Execute all below tests with IPMI 2.0 (-D lan_2_0)
Execute bmc-info, authenticating with USER1, with privilege level user (-l user), with -I 0
Execute bmc-info, authenticating with USER1, with privilege level user (-l user), with -I 1
Execute bmc-info, authenticating with USER1, with privilege level user (-l user), with -I 2
Execute bmc-info, authenticating with USER1, with privilege level user (-l user), with -I 3
Execute bmc-info, authenticating with OPERATOR1, with privilege level operator (-l operator), with -I 0
Execute bmc-info, authenticating with OPERATOR1, with privilege level operator (-l operator), with -I 1
Execute bmc-info, authenticating with OPERATOR1, with privilege level operator (-l operator), with -I 2
Execute bmc-info, authenticating with OPERATOR1, with privilege level operator (-l operator), with -I 3
Execute bmc-info, authenticating with ADMIN1, with privilege level admin (-l admin), with -I 0
Execute bmc-info, authenticating with ADMIN1, with privilege level admin (-l admin), with -I 1
Execute bmc-info, authenticating with ADMIN1, with privilege level admin (-l admin), with -I 2
Execute bmc-info, authenticating with ADMIN1, with privilege level admin (-l admin), with -I 3
verify tool:
- Exits with error. Most likely/best error message "cipher suite id unavailable".
* It is most important that the connection not succeed.

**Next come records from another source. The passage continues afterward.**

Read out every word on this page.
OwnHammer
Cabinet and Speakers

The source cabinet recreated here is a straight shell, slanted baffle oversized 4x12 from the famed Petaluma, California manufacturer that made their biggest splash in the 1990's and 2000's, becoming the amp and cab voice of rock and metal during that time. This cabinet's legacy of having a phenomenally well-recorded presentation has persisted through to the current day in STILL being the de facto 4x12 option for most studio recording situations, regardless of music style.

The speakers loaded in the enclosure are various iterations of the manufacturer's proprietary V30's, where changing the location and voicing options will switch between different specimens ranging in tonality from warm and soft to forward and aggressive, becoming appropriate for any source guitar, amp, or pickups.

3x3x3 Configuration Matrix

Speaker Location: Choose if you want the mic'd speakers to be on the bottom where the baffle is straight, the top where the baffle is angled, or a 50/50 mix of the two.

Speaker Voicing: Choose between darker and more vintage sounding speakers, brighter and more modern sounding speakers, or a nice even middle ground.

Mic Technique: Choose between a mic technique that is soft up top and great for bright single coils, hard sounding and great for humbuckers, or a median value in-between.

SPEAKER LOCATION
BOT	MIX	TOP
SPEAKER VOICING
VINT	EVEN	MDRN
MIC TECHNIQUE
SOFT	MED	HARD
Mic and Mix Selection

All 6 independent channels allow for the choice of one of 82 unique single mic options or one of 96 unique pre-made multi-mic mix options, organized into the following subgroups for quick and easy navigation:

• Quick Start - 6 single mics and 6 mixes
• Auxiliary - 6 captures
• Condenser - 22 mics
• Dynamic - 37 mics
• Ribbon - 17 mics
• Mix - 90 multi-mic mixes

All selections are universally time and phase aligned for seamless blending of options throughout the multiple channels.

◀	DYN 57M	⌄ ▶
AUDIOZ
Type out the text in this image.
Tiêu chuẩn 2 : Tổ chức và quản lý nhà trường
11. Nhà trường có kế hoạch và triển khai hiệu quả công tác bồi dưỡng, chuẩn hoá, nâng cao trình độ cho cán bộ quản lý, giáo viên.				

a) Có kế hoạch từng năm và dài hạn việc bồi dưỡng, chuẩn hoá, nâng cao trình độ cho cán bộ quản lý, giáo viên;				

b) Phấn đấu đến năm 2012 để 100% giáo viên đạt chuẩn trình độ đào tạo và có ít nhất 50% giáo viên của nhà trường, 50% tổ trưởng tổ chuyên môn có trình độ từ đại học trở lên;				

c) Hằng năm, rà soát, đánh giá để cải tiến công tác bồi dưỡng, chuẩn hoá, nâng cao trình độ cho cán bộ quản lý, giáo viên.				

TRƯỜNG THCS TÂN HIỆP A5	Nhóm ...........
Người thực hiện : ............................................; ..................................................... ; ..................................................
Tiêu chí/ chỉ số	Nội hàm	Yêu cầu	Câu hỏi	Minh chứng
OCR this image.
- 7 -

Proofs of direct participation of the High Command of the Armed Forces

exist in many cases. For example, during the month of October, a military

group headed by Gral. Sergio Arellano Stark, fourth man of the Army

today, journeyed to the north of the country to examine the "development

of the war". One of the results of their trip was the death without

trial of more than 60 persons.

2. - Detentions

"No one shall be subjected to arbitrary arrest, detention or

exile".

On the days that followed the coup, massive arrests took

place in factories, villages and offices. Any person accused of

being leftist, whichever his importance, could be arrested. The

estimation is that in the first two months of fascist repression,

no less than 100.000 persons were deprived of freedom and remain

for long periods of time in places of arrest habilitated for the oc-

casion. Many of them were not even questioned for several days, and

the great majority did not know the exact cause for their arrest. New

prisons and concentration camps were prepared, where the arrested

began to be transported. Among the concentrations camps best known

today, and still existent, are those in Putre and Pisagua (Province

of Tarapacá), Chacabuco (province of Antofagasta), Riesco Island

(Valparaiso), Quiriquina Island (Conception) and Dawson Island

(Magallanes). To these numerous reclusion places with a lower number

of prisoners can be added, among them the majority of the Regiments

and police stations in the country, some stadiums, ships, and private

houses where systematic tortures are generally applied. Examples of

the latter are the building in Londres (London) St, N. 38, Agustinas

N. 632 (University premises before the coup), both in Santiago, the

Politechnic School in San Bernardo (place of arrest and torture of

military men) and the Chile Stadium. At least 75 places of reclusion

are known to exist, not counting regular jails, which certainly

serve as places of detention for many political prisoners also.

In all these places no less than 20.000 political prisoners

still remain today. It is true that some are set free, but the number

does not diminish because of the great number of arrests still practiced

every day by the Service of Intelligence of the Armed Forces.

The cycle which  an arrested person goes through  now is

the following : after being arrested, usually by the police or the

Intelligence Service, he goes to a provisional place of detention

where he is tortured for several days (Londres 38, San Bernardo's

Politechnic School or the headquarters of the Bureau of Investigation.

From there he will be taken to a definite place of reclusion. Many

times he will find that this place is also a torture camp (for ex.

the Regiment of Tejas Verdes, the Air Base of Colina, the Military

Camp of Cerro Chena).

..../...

Misc: Bad Password Threshold
----------------------------
Goal: Ensure all important features function properly.
Test)
If Bad Password Thresholds are supported, configure a non-zero Bad
Password Threshold. Verify that a user is disabled after the number
of bad passwords crosses the threshold.
Test)
If Bad Password Thresholds and Attempt Count Reset Interval are
supported, configure a non-zero Bad Password Threshold and non-zero
Attempt Count Reset Interval. Verify that a user is diabled after the
number of bad passwords crosses the threshold occurs with the Attempt
Count Reset Interval. Verify that a user is NOT disabled if the
number of bad passwords crosses the threshold outside of the Attempt
Count Reset Interval.
Test)
If Bad Password Thresholds and a User Lockout Interval are supported,
configure a non-zero Bad Password Threshold and non-zero User Lockout
Interval. Verify that a user is diabled after the number of bad
passwords crosses the threshold. Verify that a user is enabled after
the User Lockout Interval has passed.
Test)
If a user has been disabled due to excess Bad Passwords, ensure an
event message has been generated to indicate this.
Misc: ARP
---------
Goal: Ensure all important features function properly.
Test)
Configure Gratuitous ARPs On.
Verify (probably with tcpdump or an equivalent network sniffer) that
Gratuitous ARPs are enabled and sending gratuitouts arps on the
network.
Configure Gratuitous ARPs Off.
Verify (probably with tcpdump or an equivalent network sniffer) that
Gratuitous ARPs are no longer being sent on the network.
Test)
Configure ARP Responses On.
Verify (probably with tcpdump or an equivalent network sniffer) that
ARP Responses are enabled and sending ARP responses back from requests.
Configure ARP Responses Off.
Verify (probably with tcpdump or an equivalent network sniffer) that
ARP Responses are disabled and not responding to ARP requests.